1992 Hong Kong film by David Lam and Wong Chi

Girls Without Tomorrow 1992 (應召女郎1988之二現代應召女郎) is a 1992 Hong Kong film directed by David Lam Tak Luk and Wong Chi. Carina Lau, Fung Bo-Bo, May Lo Mei-Mei, Vivian Chow and Pauline Chan act as five prostitutes in the story. It is a sequel to the 1988 film Girls Without Tomorrow.

==Plot==
Hung is a prostitute of Hong Kong Temple Street. Her daughter, TV actress Siu Ling refuses to acknowledge her. However, Siu Ling's road to stardom made her betraying her body. Hung's foster daughter, Wah is a hot-tempered dancing girl in a night club, she always fought with clients and colleague and got herself in tough situations. Eva is the glamorous top model escort. Yuk become a call girl to fulfill her dream of studying abroad.

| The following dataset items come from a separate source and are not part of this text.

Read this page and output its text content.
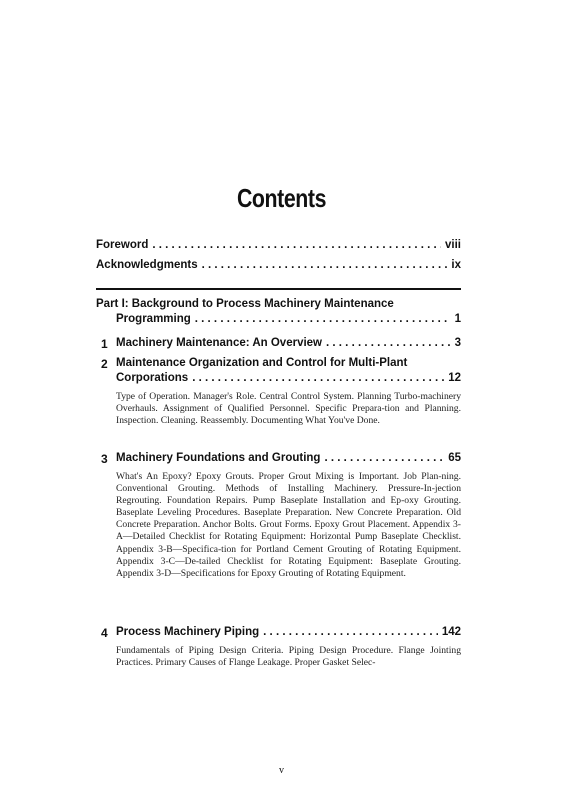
Contents
Foreword . . .	viii
Acknowledgments . . .	ix
Part I: Background to Process Machinery Maintenance
Programming . . .	1
1 Machinery Maintenance: An Overview . . .	3
2 Maintenance Organization and Control for Multi-Plant
Corporations . . .	12
Type of Operation. Manager's Role. Central Control System. Planning Turbo-machinery Overhauls. Assignment of Qualified Personnel. Specific Prepara-tion and Planning. Inspection. Cleaning. Reassembly. Documenting What You've Done.
3 Machinery Foundations and Grouting . . .	65
What's An Epoxy? Epoxy Grouts. Proper Grout Mixing is Important. Job Plan-ning. Conventional Grouting. Methods of Installing Machinery. Pressure-In-jection Regrouting. Foundation Repairs. Pump Baseplate Installation and Ep-oxy Grouting. Baseplate Leveling Procedures. Baseplate Preparation. New Concrete Preparation. Old Concrete Preparation. Anchor Bolts. Grout Forms. Epoxy Grout Placement. Appendix 3-A—Detailed Checklist for Rotating Equipment: Horizontal Pump Baseplate Checklist. Appendix 3-B—Specifica-tion for Portland Cement Grouting of Rotating Equipment. Appendix 3-C—De-tailed Checklist for Rotating Equipment: Baseplate Grouting. Appendix 3-D—Specifications for Epoxy Grouting of Rotating Equipment.
4 Process Machinery Piping . . .	142
Fundamentals of Piping Design Criteria. Piping Design Procedure. Flange Jointing Practices. Primary Causes of Flange Leakage. Proper Gasket Selec-
v
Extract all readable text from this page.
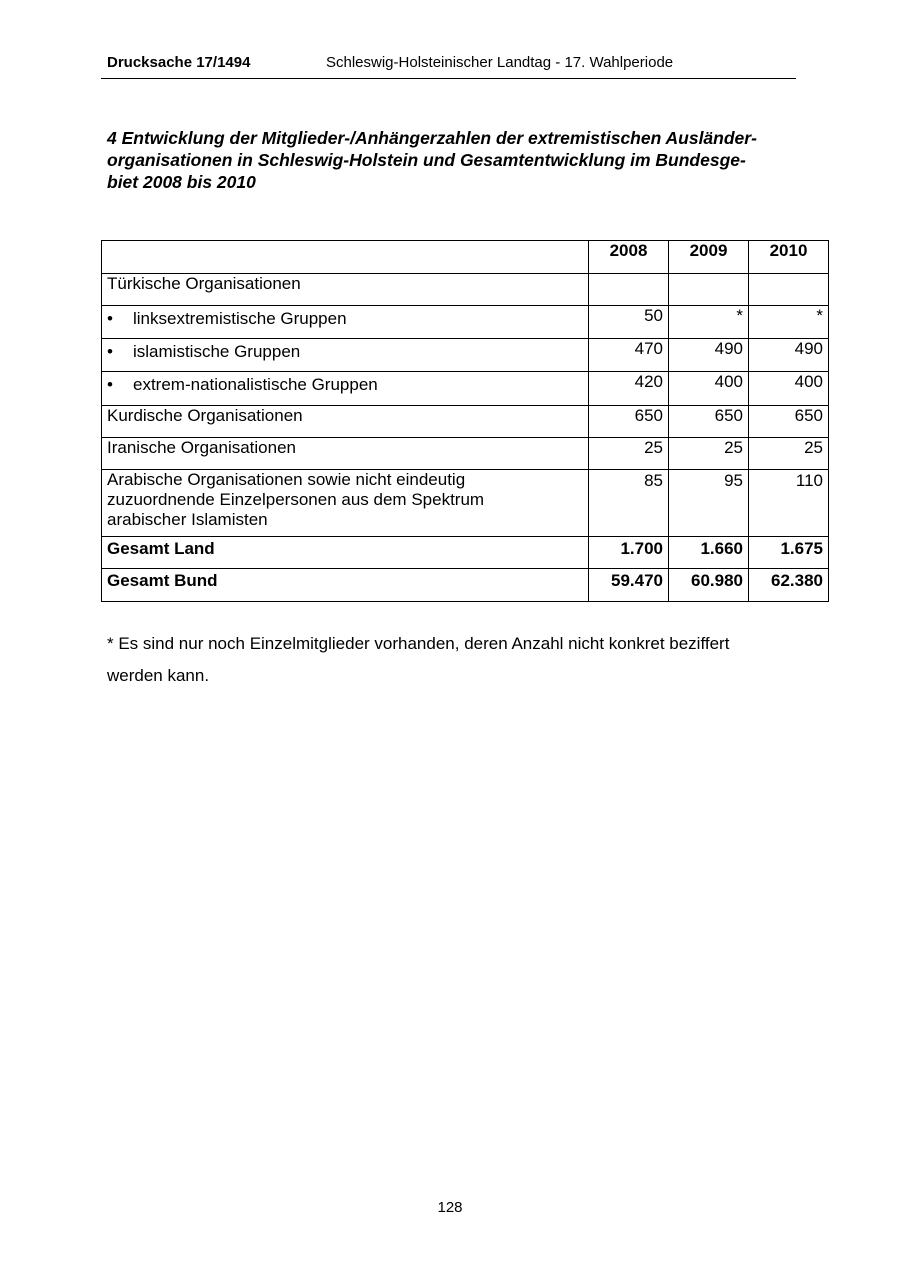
Drucksache 17/1494	Schleswig-Holsteinischer Landtag - 17. Wahlperiode
4 Entwicklung der Mitglieder-/Anhängerzahlen der extremistischen Ausländer-
organisationen in Schleswig-Holstein und Gesamtentwicklung im Bundesge-
biet 2008 bis 2010
	2008	2009	2010
Türkische Organisationen			
• linksextremistische Gruppen	50	*	*
• islamistische Gruppen	470	490	490
• extrem-nationalistische Gruppen	420	400	400
Kurdische Organisationen	650	650	650
Iranische Organisationen	25	25	25

Arabische Organisationen sowie nicht eindeutig
zuzuordnende Einzelpersonen aus dem Spektrum
arabischer Islamisten	85	95	110
Gesamt Land	1.700	1.660	1.675
Gesamt Bund	59.470	60.980	62.380
* Es sind nur noch Einzelmitglieder vorhanden, deren Anzahl nicht konkret beziffert
werden kann.
128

They surrounded with fame and glory, middle class status, or just no status.

==Cast and roles==
- Pauline Chan – Eva
- Ekin Cheng – Onn (credited as Dior Cheng)
- John Ching – Big Fly
- Andy Hui – Ling-Yuk's New Pimp
- Vivian Chow – Fong Siu-Ling
- Michael Dingo – Wang
- Fung Bo-Bo – Hung
- Rutherford John – Western Businessman 2
- Carina Lau – Wa
- Lau Siu-Ming – Li
- Mike Leeder – Western businessman
- Alan Chui Chung-San - Brother Two
- Waise Lee – Peter
- May Lo Mei-Mei – Yuen Ling-Yuk
- Shum Wai – Simon
- Yee Fn Wei – Drunk Actor
- Yung Sai-Kit – Man with Eye Trouble

==Box office==
The film grossed HK$8,844,721 at the Hong Kong box office during its theatrical run from 30 July to 19 August 1992 in Hong Kong.

==Blu-ray reprint==
This film was first released on Blu-ray Disc on 20 March 2020.